KUWEITI, SALAH (1910–1986), Iraqi Jewish composer, violinist, and singer. He was born in Kuwait, of Iraqi parents who returned to Iraq with him at the age of 17. While in Kuwait he studied music as an autodidact by listening to records. Kuweiti, who rapidly rose to prominence in Baghdad, belonged to the category of artists endowed with a natural disposition for music, combining creative power as composer and a great ability as performer. The many-sidedness of his talent found expression in his ability to modify his musical style, masterfully passing from one type of music to another. He used to sing, to his own accompaniment on the violin, traditional Jewish religious poems and folk songs, as well as the intricate classical repertoire of the Iraqi maqam and the songs he himself composed. Among the latter was a widely acclaimed one which had been sung by the celebrated Oriental vocalist, the legendary Umm Kulthum. His songs were included in an anthology of Iraqi songs published in 1933.

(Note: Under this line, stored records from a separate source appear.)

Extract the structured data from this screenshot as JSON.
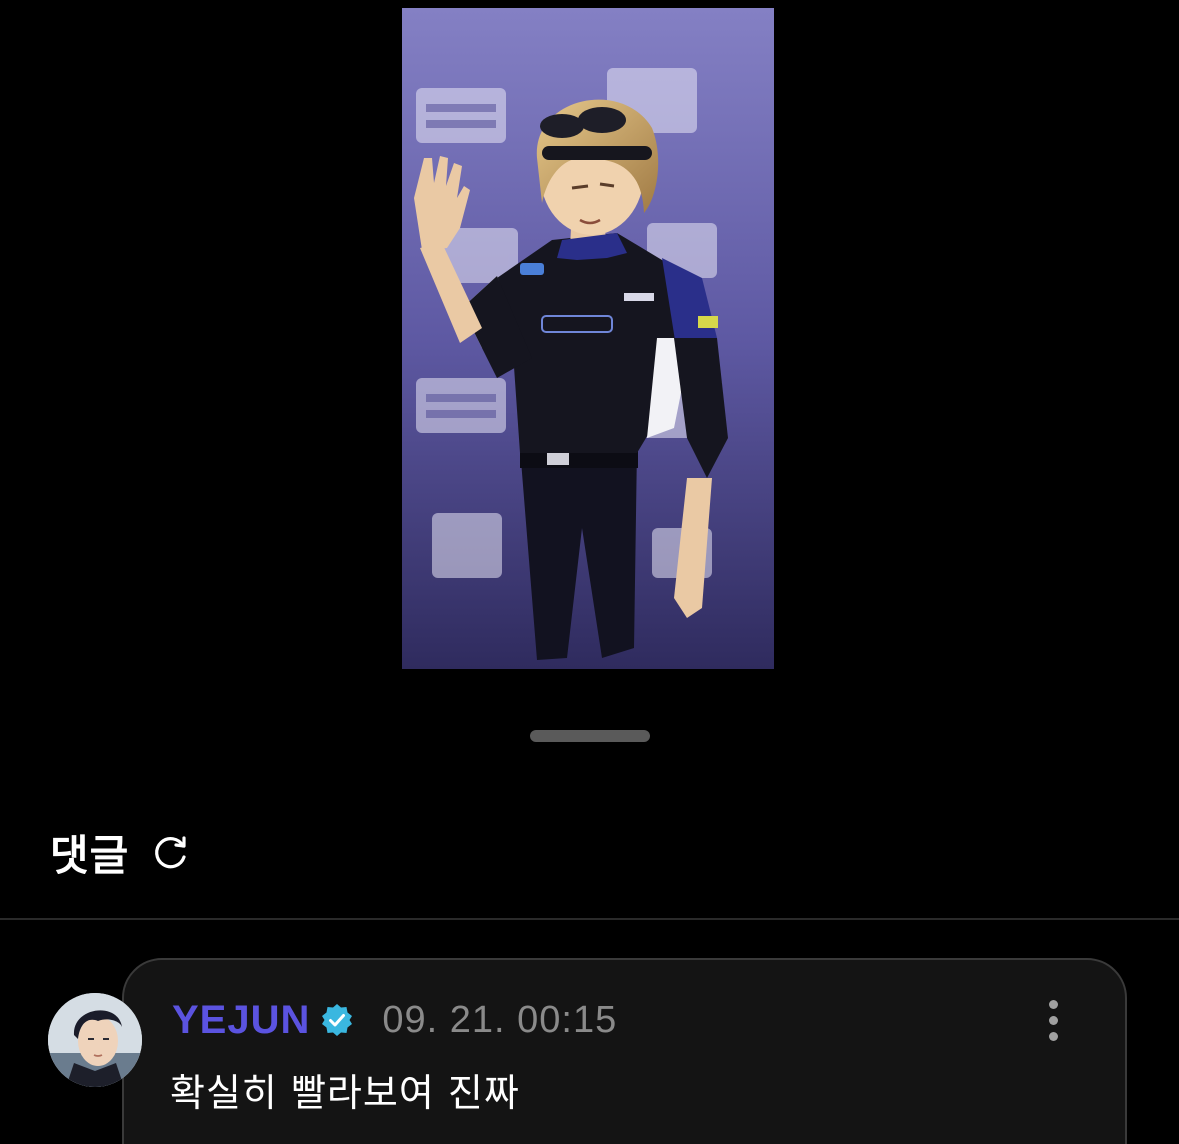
{
  "media": {
    "type": "character-image",
    "description_icon": "image-icon"
  },
  "comments": {
    "title": "댓글",
    "refresh_icon": "refresh-icon",
    "items": [
      {
        "author": "YEJUN",
        "verified": true,
        "timestamp": "09. 21. 00:15",
        "text": "확실히 빨라보여 진짜",
        "author_color": "#5b53e0"
      }
    ]
  },
  "colors": {
    "background": "#000000",
    "accent": "#5b53e0",
    "verified_badge": "#3ab7e0",
    "card_border": "#3a3a3a",
    "muted_text": "#8a8a8a"
  }
}
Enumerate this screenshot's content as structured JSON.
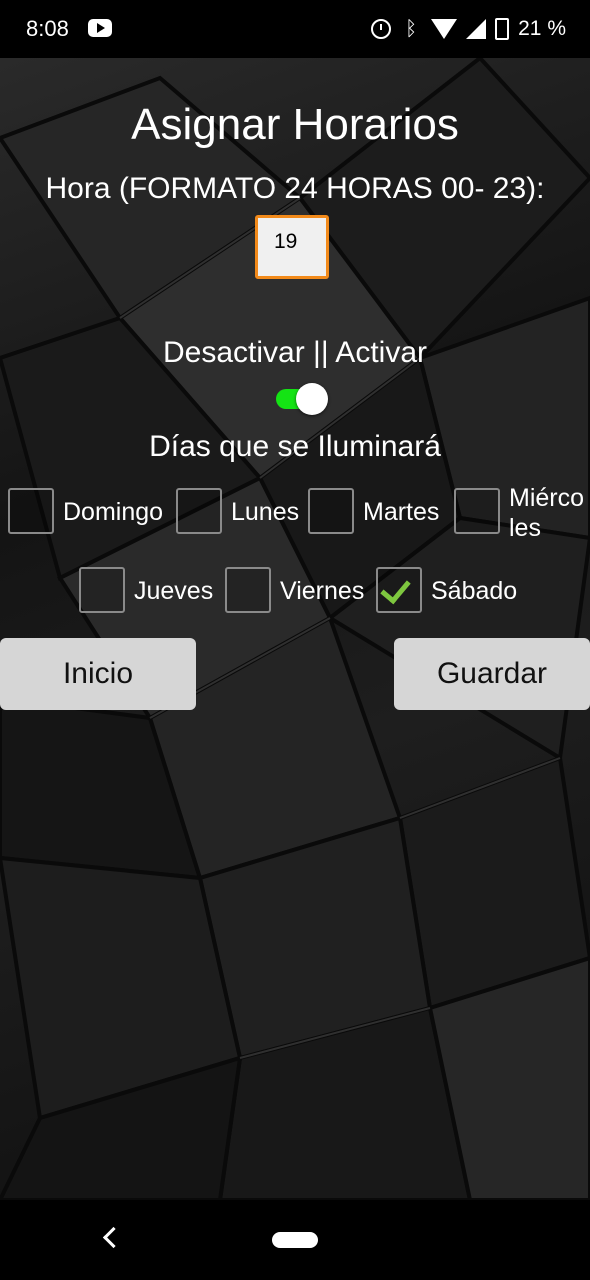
{
  "status_bar": {
    "time": "8:08",
    "battery": "21 %",
    "icons": [
      "youtube-icon",
      "alarm-icon",
      "bluetooth-icon",
      "wifi-icon",
      "signal-icon",
      "battery-icon"
    ]
  },
  "main": {
    "title": "Asignar Horarios",
    "hour_label": "Hora (FORMATO 24 HORAS 00- 23):",
    "hour_value": "19",
    "toggle_label": "Desactivar || Activar",
    "toggle_on": true,
    "days_label": "Días que se Iluminará",
    "days": [
      {
        "label": "Domingo",
        "checked": false
      },
      {
        "label": "Lunes",
        "checked": false
      },
      {
        "label": "Martes",
        "checked": false
      },
      {
        "label": "Miércoles",
        "label_line1": "Miérco",
        "label_line2": "les",
        "checked": false
      },
      {
        "label": "Jueves",
        "checked": false
      },
      {
        "label": "Viernes",
        "checked": false
      },
      {
        "label": "Sábado",
        "checked": true
      }
    ],
    "buttons": {
      "inicio": "Inicio",
      "guardar": "Guardar"
    }
  },
  "colors": {
    "accent_border": "#f28a1a",
    "toggle_on": "#14e314",
    "check": "#7ec73f",
    "button_bg": "#d6d6d6"
  }
}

In 1936, when the official Iraqi broadcasting station was opened, Salah was summoned to start up the music ensemble, of which his brother Da'ud, a fine 'ud player and composer, was a member. Salah acted as the director and conductor of the ensemble and composed the music performed by it. The music they played was in the mainstream style, which subsequently had a great influence on the new music in Iraq. He introduced innovative styles and added musical instruments from the West unknown in the Oriental music, such as the cello.
Although he reportedly performed mainstream and other Middle Eastern styles, Salah preferred the Iraqi style. All the members of this ensemble, except one, were Jewish and all of them including the Kuweiti Brothers immigrated to Israel in 1951 and continued their musical activity in the framework of the Israel Broadcasting Authority.